TUNA Lunch Talk:

Eric Tollerud

Yale University

What Are Local Group Satellites Telling Us About Cosmology?

March 19

12:10PM, Room 230, NRAO, Edgemont Road

Abstract:

Dwarf galaxies are a frontier for new discoveries in both galaxy formation and cosmology. I discuss work centered around connecting LCDM and its predictions to observations of dwarf galaxies at three different scales of "dwarf". I will discuss the Milky Way's satellites and both solutions and lingering troubles with their abundances and scalings. The strangest of these puzzles manifest in the bright dSphs, which seem to be under-dense relative to LCDM expectations. With this in mind, I present results from a large spectroscopic survey of M31's dSph satellites searching for signs of similar puzzles. These reveal consistency between the Milky Way and M31 satellite populations, showing these puzzles are not unique to the Milky Way.
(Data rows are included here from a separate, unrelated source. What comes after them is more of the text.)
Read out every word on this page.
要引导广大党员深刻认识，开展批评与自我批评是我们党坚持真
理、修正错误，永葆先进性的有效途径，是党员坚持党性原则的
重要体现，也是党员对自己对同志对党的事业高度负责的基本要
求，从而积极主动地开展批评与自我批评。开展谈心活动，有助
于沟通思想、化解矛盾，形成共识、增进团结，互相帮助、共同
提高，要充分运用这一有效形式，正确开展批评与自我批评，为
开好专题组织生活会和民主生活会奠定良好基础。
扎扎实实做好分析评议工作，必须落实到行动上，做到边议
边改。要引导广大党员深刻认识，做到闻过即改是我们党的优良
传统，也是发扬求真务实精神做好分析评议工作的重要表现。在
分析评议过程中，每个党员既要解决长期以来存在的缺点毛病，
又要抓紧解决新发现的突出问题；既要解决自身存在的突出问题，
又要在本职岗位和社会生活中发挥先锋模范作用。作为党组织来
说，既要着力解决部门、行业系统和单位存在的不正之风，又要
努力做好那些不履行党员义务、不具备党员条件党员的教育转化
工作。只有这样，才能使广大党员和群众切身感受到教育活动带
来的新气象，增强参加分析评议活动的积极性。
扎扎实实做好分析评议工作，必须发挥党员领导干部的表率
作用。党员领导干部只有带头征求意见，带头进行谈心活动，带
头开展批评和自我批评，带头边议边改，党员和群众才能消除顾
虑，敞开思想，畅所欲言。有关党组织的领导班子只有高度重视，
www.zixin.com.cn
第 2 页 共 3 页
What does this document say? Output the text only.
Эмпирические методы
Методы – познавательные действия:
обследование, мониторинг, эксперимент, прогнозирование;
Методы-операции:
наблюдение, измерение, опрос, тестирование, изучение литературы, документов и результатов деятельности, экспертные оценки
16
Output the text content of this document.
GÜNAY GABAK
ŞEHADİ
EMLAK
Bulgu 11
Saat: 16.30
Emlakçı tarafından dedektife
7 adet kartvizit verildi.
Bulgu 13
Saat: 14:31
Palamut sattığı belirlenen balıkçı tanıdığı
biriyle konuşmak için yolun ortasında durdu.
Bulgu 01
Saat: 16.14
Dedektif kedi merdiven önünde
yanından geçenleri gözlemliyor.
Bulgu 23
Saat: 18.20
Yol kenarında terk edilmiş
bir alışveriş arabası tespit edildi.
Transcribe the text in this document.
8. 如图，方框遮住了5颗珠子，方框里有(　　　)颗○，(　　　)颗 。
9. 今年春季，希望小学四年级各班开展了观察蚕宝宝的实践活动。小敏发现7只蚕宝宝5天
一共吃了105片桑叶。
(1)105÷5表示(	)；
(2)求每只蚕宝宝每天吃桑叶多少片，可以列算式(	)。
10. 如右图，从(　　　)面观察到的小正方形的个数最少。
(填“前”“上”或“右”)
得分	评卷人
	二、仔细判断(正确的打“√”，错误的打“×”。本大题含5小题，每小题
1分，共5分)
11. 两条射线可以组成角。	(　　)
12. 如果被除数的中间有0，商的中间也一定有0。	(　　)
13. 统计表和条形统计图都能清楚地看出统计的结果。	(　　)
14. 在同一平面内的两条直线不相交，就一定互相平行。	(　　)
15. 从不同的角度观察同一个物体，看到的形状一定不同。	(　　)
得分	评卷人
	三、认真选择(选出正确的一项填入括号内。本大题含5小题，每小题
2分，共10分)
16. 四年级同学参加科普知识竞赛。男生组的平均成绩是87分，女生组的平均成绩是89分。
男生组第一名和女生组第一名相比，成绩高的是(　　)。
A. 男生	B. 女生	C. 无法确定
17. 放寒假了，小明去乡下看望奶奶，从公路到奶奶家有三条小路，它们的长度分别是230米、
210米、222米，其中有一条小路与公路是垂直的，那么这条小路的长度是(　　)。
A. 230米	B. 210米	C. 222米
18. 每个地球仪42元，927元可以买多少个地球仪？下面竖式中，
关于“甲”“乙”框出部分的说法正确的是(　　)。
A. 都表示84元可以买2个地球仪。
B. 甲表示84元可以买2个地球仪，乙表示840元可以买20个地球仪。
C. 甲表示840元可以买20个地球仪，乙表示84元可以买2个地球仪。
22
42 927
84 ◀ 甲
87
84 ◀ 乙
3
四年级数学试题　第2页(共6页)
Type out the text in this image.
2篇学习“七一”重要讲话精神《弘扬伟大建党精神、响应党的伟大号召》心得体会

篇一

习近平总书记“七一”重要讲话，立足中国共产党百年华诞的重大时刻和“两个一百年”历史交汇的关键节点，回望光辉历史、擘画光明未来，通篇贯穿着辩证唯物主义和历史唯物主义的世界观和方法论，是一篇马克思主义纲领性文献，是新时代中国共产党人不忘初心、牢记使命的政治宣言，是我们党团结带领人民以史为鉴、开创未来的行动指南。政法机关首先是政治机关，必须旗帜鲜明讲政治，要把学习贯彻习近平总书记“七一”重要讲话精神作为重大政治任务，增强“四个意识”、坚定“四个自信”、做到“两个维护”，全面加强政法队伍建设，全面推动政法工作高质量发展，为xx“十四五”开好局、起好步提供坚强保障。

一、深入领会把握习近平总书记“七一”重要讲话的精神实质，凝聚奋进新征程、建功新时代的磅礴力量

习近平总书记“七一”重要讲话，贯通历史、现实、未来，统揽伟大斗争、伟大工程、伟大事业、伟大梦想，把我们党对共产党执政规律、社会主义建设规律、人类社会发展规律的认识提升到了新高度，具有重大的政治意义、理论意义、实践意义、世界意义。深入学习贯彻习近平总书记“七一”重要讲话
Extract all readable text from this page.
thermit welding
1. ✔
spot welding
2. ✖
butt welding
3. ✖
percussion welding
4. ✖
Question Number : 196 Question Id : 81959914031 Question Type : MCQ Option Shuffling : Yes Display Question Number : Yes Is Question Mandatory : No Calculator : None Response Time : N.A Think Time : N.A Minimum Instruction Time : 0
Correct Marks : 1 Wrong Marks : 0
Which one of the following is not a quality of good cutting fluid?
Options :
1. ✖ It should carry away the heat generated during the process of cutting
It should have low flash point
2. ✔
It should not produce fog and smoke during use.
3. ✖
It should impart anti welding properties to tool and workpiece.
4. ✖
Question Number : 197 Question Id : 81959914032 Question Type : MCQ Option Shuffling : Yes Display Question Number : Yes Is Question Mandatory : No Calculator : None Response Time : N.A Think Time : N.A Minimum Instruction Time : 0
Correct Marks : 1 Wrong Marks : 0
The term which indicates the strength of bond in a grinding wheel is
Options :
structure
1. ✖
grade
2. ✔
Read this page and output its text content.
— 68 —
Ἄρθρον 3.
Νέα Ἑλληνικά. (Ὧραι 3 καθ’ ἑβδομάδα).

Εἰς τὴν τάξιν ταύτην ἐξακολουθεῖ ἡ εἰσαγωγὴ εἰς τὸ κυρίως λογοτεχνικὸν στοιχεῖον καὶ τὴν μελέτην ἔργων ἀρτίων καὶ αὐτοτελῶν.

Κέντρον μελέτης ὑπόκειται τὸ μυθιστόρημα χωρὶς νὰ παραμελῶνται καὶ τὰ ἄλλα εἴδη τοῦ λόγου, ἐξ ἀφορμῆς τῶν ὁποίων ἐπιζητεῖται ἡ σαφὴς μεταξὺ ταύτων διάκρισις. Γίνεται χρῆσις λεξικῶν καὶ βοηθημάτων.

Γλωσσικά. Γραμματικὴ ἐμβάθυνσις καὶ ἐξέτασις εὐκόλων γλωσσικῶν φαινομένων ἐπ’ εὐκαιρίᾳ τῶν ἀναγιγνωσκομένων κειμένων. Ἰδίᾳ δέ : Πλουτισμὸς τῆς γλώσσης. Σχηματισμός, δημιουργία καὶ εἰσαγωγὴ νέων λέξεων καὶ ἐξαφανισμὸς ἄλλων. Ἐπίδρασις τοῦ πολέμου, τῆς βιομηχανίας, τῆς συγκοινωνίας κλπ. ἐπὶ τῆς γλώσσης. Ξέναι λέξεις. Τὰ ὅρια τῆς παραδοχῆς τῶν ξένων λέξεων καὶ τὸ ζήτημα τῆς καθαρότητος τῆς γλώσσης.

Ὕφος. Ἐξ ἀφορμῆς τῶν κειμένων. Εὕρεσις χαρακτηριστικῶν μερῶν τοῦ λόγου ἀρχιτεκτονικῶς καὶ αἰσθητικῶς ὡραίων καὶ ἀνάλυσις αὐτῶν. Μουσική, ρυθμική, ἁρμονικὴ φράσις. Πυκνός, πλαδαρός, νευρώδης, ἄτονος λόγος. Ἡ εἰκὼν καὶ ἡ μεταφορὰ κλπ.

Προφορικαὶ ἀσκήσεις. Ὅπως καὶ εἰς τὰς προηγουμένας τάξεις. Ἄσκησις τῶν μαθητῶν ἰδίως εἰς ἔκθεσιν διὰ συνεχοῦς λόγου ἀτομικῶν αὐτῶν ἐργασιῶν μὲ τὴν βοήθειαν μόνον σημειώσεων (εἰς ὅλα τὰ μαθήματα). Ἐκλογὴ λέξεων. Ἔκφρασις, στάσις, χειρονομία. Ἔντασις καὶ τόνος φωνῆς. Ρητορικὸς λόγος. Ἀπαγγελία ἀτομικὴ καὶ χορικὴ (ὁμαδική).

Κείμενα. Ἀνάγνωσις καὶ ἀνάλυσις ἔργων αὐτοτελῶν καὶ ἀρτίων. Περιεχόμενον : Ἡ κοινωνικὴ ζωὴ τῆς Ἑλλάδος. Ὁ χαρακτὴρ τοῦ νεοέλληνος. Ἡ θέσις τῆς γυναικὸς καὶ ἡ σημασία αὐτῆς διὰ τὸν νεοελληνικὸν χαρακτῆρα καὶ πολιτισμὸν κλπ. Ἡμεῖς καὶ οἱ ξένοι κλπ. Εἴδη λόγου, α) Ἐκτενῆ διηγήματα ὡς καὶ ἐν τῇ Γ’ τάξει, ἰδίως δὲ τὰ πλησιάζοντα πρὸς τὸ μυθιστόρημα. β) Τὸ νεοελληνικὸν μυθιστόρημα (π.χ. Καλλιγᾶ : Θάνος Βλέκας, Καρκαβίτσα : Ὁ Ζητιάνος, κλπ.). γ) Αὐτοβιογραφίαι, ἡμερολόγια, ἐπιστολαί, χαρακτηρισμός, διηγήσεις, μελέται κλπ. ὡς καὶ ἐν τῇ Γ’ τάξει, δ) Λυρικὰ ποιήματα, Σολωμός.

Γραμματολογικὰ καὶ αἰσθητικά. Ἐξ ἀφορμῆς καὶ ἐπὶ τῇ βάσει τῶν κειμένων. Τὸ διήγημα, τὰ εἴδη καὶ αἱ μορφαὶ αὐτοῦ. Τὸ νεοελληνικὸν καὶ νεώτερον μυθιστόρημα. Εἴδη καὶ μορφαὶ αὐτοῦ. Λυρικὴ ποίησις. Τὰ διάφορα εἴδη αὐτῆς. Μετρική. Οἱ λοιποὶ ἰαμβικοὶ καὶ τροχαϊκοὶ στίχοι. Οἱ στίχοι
Finally, I will describe a search for bright satellites (analogous to the LMC) in the SDSS, and compare their abundances and properties to straightforward LCDM expectations. These reveal an amazing level of consistency between the SDSS and LCDM for bright satellites. Taken together, these results suggest that there is a particular scale in galaxy formation (at Vcirc~50 km/s), where either LCDM begins to break down or galaxy formation becomes overwhelmingly stochastic.